Sunday, 22 June 2008

Ruminating, In General


Let's just ruminate a little. I have been noticing lately, well, actually all the time, that it is difficult to relate to others 'in the moment' as opposed to dredging up the past. Is it our pasts that define us? Are we nothing more or less than what we have already done? I am thinking that there would be very little relating going on if, indeed, we were all 'in the moment' (for instance, this post). There would be absolutely NOTHING to talk about. Perhaps we would all be staring, deeply into each others eyes and asking the most inane question...'what are you thinking?'. There has been a time or two when I was asked that question and honestly, I had to make something up. If truth be told, I was ruminating about frivolous and trivial items on my to-do list or some such nonsense. I think I am embracing my superficiality. A friend once told me (see, I am dredging up the past even now), that " most of us live pretty unremarkable lives" and you know, that made so much sense to me and gave me such a feeling of relief.

Sunday, 15 June 2008

Indulge Me -- I'm Having a Moment

Sweet Mexican Dog


Do you think that sometimes you are being tested? That sometimes life throws a lot of things at you all at the same time in a kind of cruel way? I know that some people believe that we are being tested by 'god' or their version of 'god' and it gives them comfort to know that they won't get more than they can handle. Well, that doesn't work for me.
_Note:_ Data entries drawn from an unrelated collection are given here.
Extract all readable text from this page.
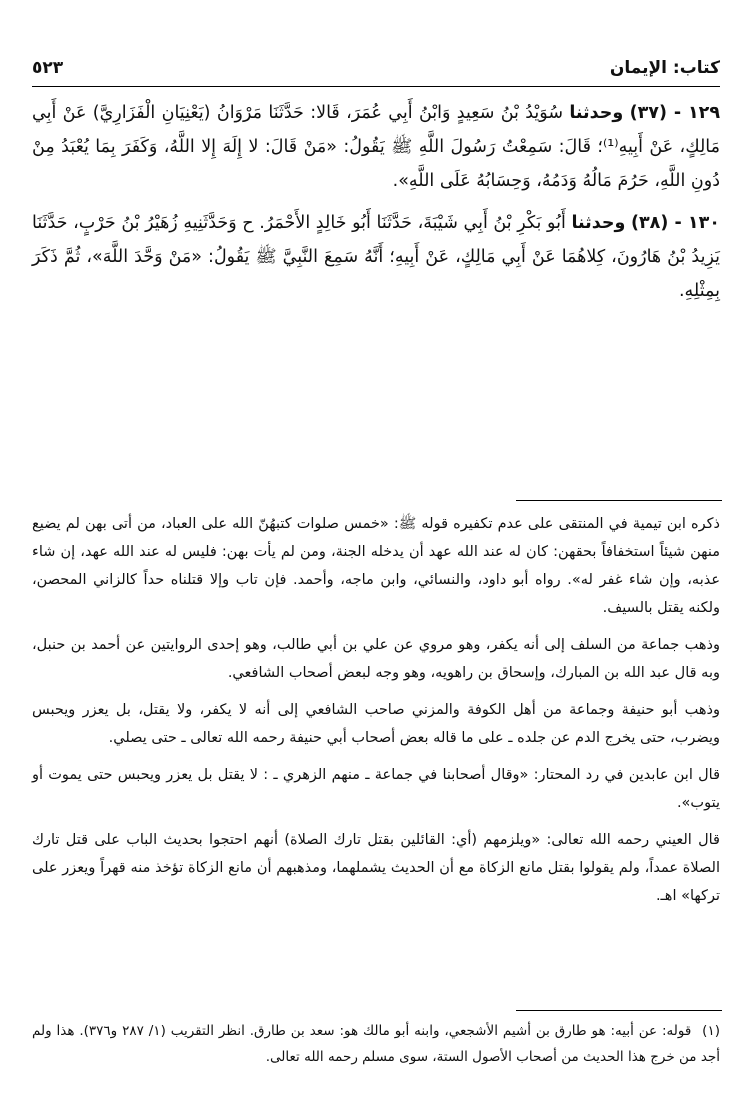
كتاب: الإيمان
٥٢٣
١٢٩ - (٣٧) وحدثنا سُوَيْدُ بْنُ سَعِيدٍ وَابْنُ أَبِي عُمَرَ، قَالا: حَدَّثَنَا مَرْوَانُ (يَعْنِيَانِ الْفَزَارِيَّ) عَنْ أَبِي مَالِكٍ، عَنْ أَبِيهِ⁽¹⁾؛ قَالَ: سَمِعْتُ رَسُولَ اللَّهِ ﷺ يَقُولُ: «مَنْ قَالَ: لا إِلَهَ إِلا اللَّهُ، وَكَفَرَ بِمَا يُعْبَدُ مِنْ دُونِ اللَّهِ، حَرُمَ مَالُهُ وَدَمُهُ، وَحِسَابُهُ عَلَى اللَّهِ».
١٣٠ - (٣٨) وحدثنا أَبُو بَكْرِ بْنُ أَبِي شَيْبَةَ، حَدَّثَنَا أَبُو خَالِدٍ الأَحْمَرُ. ح وَحَدَّثَنِيهِ زُهَيْرُ بْنُ حَرْبٍ، حَدَّثَنَا يَزِيدُ بْنُ هَارُونَ، كِلاهُمَا عَنْ أَبِي مَالِكٍ، عَنْ أَبِيهِ؛ أَنَّهُ سَمِعَ النَّبِيَّ ﷺ يَقُولُ: «مَنْ وَحَّدَ اللَّهَ»، ثُمَّ ذَكَرَ بِمِثْلِهِ.

ذكره ابن تيمية في المنتقى على عدم تكفيره قوله ﷺ: «خمس صلوات كتبهُنّ الله على العباد، من أتى بهن لم يضيع منهن شيئاً استخفافاً بحقهن: كان له عند الله عهد أن يدخله الجنة، ومن لم يأت بهن: فليس له عند الله عهد، إن شاء عذبه، وإن شاء غفر له». رواه أبو داود، والنسائي، وابن ماجه، وأحمد. فإن تاب وإلا قتلناه حداً كالزاني المحصن، ولكنه يقتل بالسيف.

وذهب جماعة من السلف إلى أنه يكفر، وهو مروي عن علي بن أبي طالب، وهو إحدى الروايتين عن أحمد بن حنبل، وبه قال عبد الله بن المبارك، وإسحاق بن راهويه، وهو وجه لبعض أصحاب الشافعي.

وذهب أبو حنيفة وجماعة من أهل الكوفة والمزني صاحب الشافعي إلى أنه لا يكفر، ولا يقتل، بل يعزر ويحبس ويضرب، حتى يخرج الدم عن جلده ـ على ما قاله بعض أصحاب أبي حنيفة رحمه الله تعالى ـ حتى يصلي.

قال ابن عابدين في رد المحتار: «وقال أصحابنا في جماعة ـ منهم الزهري ـ : لا يقتل بل يعزر ويحبس حتى يموت أو يتوب».

قال العيني رحمه الله تعالى: «ويلزمهم (أي: القائلين بقتل تارك الصلاة) أنهم احتجوا بحديث الباب على قتل تارك الصلاة عمداً، ولم يقولوا بقتل مانع الزكاة مع أن الحديث يشملهما، ومذهبهم أن مانع الزكاة تؤخذ منه قهراً ويعزر على تركها» اهـ.

(١) قوله: عن أبيه: هو طارق بن أشيم الأشجعي، وابنه أبو مالك هو: سعد بن طارق. انظر التقريب (١/ ٢٨٧ و٣٧٦). هذا ولم أجد من خرج هذا الحديث من أصحاب الأصول الستة، سوى مسلم رحمه الله تعالى.
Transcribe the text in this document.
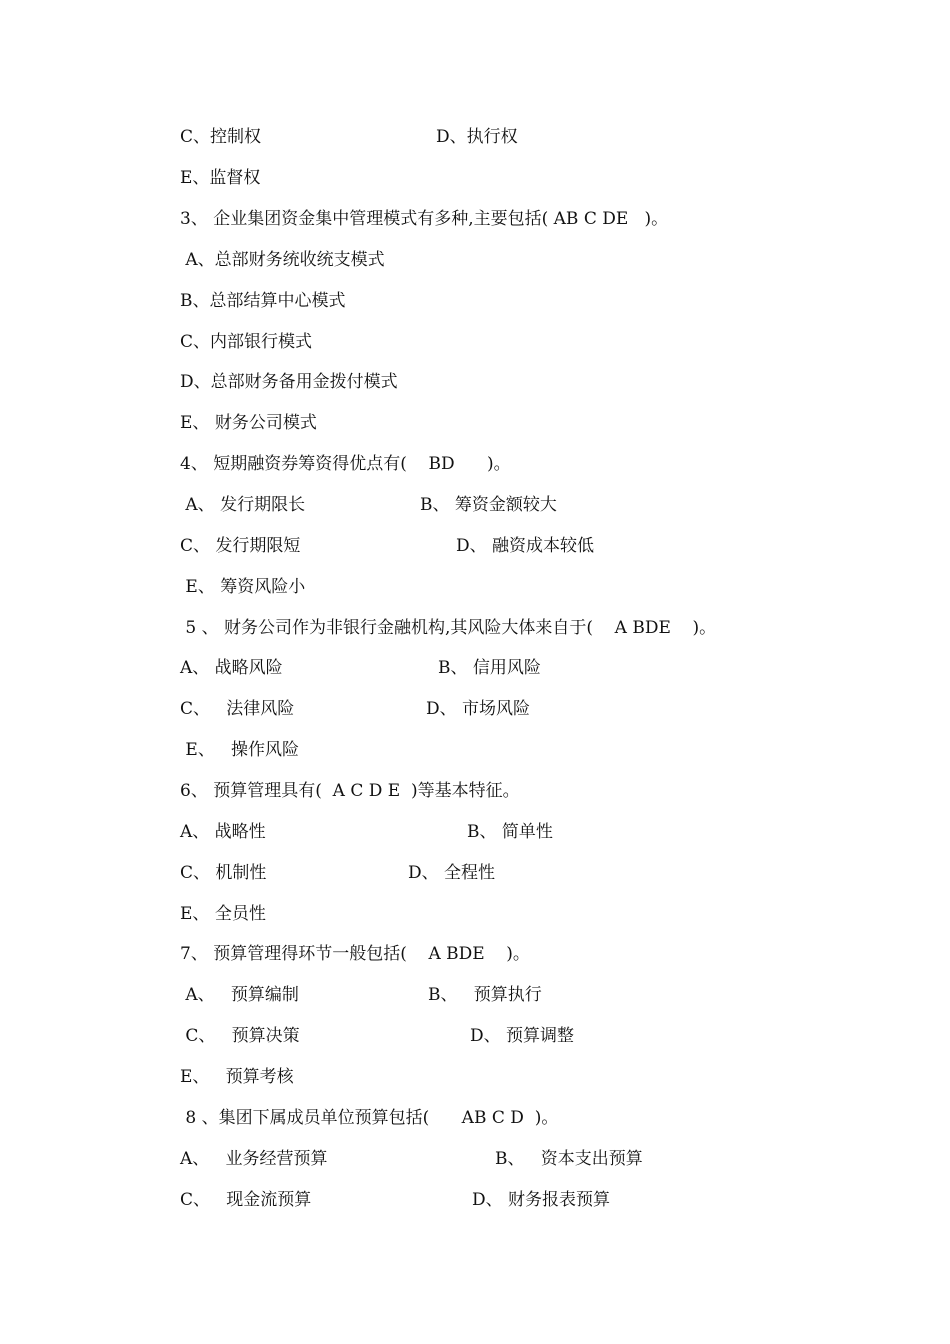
C、控制权

	D、执行权

E、监督权

3、 企业集团资金集中管理模式有多种,主要包括( AB C DE   )。

A、总部财务统收统支模式

B、总部结算中心模式

C、内部银行模式

D、总部财务备用金拨付模式

E、 财务公司模式

4、 短期融资券筹资得优点有(    BD      )。

A、 发行期限长

	B、 筹资金额较大

C、 发行期限短

	D、 融资成本较低

E、 筹资风险小

5 、 财务公司作为非银行金融机构,其风险大体来自于(    A BDE    )。

A、 战略风险

	B、 信用风险

C、   法律风险

	D、 市场风险

E、   操作风险

6、 预算管理具有(  A C D E  )等基本特征。

A、 战略性

	B、 简单性

C、 机制性

	D、 全程性

E、 全员性

7、 预算管理得环节一般包括(    A BDE    )。

A、   预算编制

	B、   预算执行

C、   预算决策

	D、 预算调整

E、   预算考核

8 、集团下属成员单位预算包括(      AB C D  )。

A、   业务经营预算

	B、   资本支出预算

C、   现金流预算

	D、 财务报表预算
I think that people get way more than they can handle all the time. It feels like this is one of those times. It happened slowly, one thing, one day at a time and before I knew it -- sucker punched! All the psychological games that are supposed to work, don't. Does everyone go through this? Is it just a luxury that those of us living with abundance have? Or is it just simply, chemical? I think we are all just a mess of troubles that vary in degrees according to where we live in the world. Yeah, this is self-centered crappy indulgence. We're all in the same boat and that should be some comfort...right?

Sunday, 8 June 2008

The Elusive Shallot




I really, really wanted to plant shallots this year as I have come to appreciate them so much in my cooking. Never did I ever, even consider, that I would not be able to find one single shallot bulb in this entire town. I confess, after just spending 2+ months in Southern California, I had forgotten that things are just a little different when one lives in a small town in the interior of British Columbia. I was chastised for being at least a week too late by all the garden suppliers I went to. Next year, I will be on it like white on rice, like a moth to the flame, like black on blue, like spots on the dog, like stripes on socks, like plaid on shorts...

Thursday, 5 June 2008

Home Sweet Home

Well my dear ones, I really do think that the grass is greener here and it was so worth it to hop that fence. It's not just my rose-colored glasses either. Why just today on a long and winding ride out through the valley I really looked around and man'o'man it was GREEN.
It is still just so hard to believe that this is now home when just a short time ago it was just a place to pass through and fantasize about. Have you ever been somewhere and thought 'gee, what would it be like to live here?'. Well fast forward to now and pinch me.

Tuesday, 3 June 2008

I Could Drink A Case of You...














Okay, okay...so it has been a few days...but puleeezz...allow me to 'splain myself. Well, we successfully 'landed' which just means that the Canadian border was crossed and we were welcomed in as new permanent residents. Yippee! It feels good and it feels even better to have that long (boring and frustrating) process behind us. It has been a few days of just getting re-acquainted with things and people here. Canada just feels so right and, you know where I'm going with this, how can it be wrong? Get it? Of course you do! I'm just playing with you. But let us continue on another day to explore this desire for another life, in another place. My mind is going in a million directions right now and I am seeing endless possibilities. Life, as the saying goes, is good.